Non è un segreto, poi, che uno dei cavalli di battaglia della Lega è da sempre l’autonomia fiscale “differenziata” sul piano regionale . Provvedimento che favorirebbe, manco a dirlo, le regioni più ricche del Nord, in cui la Lega è purtroppo ben radicata, a partire da Veneto e Lombardia, a cui si aggiungerebbe l’Emilia Romagna. Con questo provvedimento la Lega risponderebbe alla richiesta di settori dei ceti imprenditoriali e delle classi dirigenti di queste regioni di consolidare il primato economico e produttivo favorendo la loro integrazione nel mercato europeo. Concedendo l’“autonomia differenziata”, lo Stato dovrebbe quindi arrangiarsi con il residuo delle tasse rimaste per gestire il paese, dalle Forze armate alla sanità, dall’istruzione scolastica all’economia.

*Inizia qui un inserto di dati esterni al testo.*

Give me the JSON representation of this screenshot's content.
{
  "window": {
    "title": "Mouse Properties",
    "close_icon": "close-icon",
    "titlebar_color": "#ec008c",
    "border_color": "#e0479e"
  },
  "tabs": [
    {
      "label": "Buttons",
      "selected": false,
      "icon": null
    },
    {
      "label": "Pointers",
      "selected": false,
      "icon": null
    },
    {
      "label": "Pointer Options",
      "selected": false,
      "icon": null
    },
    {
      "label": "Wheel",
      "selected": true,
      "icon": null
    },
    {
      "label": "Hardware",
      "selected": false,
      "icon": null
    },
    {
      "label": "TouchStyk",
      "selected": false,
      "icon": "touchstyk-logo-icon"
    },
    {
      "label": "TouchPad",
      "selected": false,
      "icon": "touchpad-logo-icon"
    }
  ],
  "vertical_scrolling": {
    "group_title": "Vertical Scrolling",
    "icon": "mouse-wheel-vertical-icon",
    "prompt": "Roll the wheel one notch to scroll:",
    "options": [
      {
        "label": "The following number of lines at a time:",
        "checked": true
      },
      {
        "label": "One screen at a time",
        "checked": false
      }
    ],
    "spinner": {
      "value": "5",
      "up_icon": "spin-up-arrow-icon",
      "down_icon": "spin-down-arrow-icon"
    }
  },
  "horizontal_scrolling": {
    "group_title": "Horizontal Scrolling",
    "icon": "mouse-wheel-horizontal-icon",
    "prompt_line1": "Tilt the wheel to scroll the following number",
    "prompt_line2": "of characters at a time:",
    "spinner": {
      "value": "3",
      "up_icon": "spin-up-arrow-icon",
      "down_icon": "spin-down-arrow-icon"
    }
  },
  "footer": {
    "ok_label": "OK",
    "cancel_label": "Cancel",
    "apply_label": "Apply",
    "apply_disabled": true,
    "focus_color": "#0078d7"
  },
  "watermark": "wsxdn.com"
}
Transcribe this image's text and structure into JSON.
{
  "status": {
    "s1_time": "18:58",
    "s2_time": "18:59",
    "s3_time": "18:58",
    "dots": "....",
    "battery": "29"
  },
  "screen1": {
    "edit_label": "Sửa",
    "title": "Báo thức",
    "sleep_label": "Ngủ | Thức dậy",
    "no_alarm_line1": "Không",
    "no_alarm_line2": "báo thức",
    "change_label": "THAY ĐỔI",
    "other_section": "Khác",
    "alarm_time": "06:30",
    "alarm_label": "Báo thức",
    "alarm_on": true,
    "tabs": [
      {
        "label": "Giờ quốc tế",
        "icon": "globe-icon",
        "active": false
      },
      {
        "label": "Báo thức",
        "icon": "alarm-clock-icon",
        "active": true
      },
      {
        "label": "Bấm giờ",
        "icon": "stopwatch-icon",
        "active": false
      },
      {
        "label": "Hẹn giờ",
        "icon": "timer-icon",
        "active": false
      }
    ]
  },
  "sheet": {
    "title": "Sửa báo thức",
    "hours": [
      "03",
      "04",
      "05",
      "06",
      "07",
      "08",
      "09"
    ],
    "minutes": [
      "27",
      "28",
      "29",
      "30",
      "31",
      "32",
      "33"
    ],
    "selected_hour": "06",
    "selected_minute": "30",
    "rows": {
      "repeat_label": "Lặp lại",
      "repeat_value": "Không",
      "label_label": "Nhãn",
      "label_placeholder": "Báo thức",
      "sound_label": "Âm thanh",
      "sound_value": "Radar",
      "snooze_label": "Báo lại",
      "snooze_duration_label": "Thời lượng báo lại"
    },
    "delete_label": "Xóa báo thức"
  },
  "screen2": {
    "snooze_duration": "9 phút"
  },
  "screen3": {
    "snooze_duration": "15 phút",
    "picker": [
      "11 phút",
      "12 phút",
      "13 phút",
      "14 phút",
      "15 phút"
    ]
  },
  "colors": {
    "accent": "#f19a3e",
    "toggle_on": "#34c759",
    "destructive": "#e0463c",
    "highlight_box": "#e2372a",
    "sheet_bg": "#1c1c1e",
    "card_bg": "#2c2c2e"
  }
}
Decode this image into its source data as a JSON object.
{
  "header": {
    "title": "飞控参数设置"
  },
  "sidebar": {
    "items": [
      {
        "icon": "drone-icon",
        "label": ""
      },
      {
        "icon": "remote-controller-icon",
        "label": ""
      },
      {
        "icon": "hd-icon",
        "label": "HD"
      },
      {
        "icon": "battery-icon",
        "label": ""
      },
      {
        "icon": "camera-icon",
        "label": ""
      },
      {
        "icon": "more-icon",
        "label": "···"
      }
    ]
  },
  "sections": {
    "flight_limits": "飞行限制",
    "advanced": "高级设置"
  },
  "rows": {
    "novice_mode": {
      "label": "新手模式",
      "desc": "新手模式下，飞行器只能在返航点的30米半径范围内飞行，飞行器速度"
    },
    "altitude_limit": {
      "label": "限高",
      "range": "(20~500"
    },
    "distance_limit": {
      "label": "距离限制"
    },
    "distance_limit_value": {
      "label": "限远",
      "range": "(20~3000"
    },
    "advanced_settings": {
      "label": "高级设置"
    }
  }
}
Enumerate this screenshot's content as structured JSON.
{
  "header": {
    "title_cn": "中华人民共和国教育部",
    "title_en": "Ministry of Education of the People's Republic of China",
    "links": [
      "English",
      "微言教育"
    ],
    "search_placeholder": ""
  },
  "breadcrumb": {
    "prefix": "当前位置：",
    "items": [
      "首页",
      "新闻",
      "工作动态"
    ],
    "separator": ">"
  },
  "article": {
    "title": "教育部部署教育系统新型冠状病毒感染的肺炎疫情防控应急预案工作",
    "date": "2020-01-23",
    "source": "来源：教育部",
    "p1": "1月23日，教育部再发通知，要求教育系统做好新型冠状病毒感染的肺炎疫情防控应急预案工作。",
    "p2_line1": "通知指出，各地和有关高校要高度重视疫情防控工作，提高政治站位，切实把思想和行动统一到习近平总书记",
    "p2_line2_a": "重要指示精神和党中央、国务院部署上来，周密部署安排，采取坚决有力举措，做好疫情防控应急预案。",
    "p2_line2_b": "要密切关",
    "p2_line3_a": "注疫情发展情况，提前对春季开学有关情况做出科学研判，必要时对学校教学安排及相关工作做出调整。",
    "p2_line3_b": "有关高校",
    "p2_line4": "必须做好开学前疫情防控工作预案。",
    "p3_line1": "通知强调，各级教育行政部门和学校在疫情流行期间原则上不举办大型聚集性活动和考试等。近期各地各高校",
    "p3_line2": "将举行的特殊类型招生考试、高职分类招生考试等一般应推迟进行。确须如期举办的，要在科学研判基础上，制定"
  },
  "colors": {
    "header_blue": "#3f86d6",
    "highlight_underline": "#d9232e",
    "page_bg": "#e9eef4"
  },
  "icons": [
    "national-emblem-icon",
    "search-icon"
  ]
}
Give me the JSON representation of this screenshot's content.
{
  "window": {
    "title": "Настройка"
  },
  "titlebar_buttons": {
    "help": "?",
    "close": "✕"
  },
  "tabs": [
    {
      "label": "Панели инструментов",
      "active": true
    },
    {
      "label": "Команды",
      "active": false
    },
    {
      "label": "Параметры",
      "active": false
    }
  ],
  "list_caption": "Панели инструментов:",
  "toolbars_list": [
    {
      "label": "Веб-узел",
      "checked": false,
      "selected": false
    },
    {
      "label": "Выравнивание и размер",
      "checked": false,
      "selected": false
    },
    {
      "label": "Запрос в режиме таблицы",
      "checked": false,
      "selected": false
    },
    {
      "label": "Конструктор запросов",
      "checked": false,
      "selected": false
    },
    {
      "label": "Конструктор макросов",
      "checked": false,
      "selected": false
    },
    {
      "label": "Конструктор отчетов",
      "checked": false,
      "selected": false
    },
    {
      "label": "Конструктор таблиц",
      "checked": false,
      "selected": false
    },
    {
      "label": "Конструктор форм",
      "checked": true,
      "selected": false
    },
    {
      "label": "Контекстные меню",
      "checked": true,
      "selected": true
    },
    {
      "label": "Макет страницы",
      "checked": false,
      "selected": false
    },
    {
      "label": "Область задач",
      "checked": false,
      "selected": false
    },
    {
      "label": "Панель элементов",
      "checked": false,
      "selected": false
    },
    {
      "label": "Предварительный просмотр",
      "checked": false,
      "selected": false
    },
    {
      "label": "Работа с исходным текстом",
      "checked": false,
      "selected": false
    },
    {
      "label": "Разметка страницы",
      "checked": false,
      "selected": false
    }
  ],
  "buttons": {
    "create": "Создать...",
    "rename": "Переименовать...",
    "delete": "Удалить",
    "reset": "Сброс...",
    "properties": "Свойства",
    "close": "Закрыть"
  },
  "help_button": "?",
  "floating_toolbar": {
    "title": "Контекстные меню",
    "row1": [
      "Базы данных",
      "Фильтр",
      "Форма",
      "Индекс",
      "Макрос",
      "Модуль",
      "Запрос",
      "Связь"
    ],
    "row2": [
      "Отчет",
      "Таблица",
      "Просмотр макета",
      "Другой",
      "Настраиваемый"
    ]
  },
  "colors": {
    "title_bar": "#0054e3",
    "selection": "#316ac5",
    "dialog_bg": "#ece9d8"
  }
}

Si andrebbe definendo in questo modo una spaccatura economica e sociale già in corso tra il Nord e il Sud del paese, tra due aree economiche interne, l’una destinata a trainare l’economia italiana nel mercato europeo integrato, l’altra abbandonata a se stessa, come serbatoio di forza lavoro non occupata, esercito industriale e intellettuale di riserva, destinato a impieghi precari a basso reddito oppure all’emigrazione in aree economiche più sviluppate. Già abbiamo scritto precedentemente che consideriamo urgente porre oggi con decisione e chiarezza d’analisi la “questione meridionale” nelle dinamiche dello sviluppo capitalistico e delle disuguaglianze riguardanti il processo di aggregazione dell’Unione Europea e la differenziazione interna a quest’area tra paesi del “centro” e paesi di “periferia”. Se non altro perché oggi il Sud dell’Italia, l’estremo Sud dell’Europa, si costituisce come periferia interna di un paese già periferico all’interno della catena imperialista europea: un’area potenzialmente esplosiva in termini sociali, esclusa per necessità strutturali dalle dinamiche di sviluppo capitalistico e d’integrazione nel mercato europeo, a tal punto da poter costituire forse la punta più avanzata nel nostro paese di un processo “euromediterraneo” di rottura della catena imperialista europea.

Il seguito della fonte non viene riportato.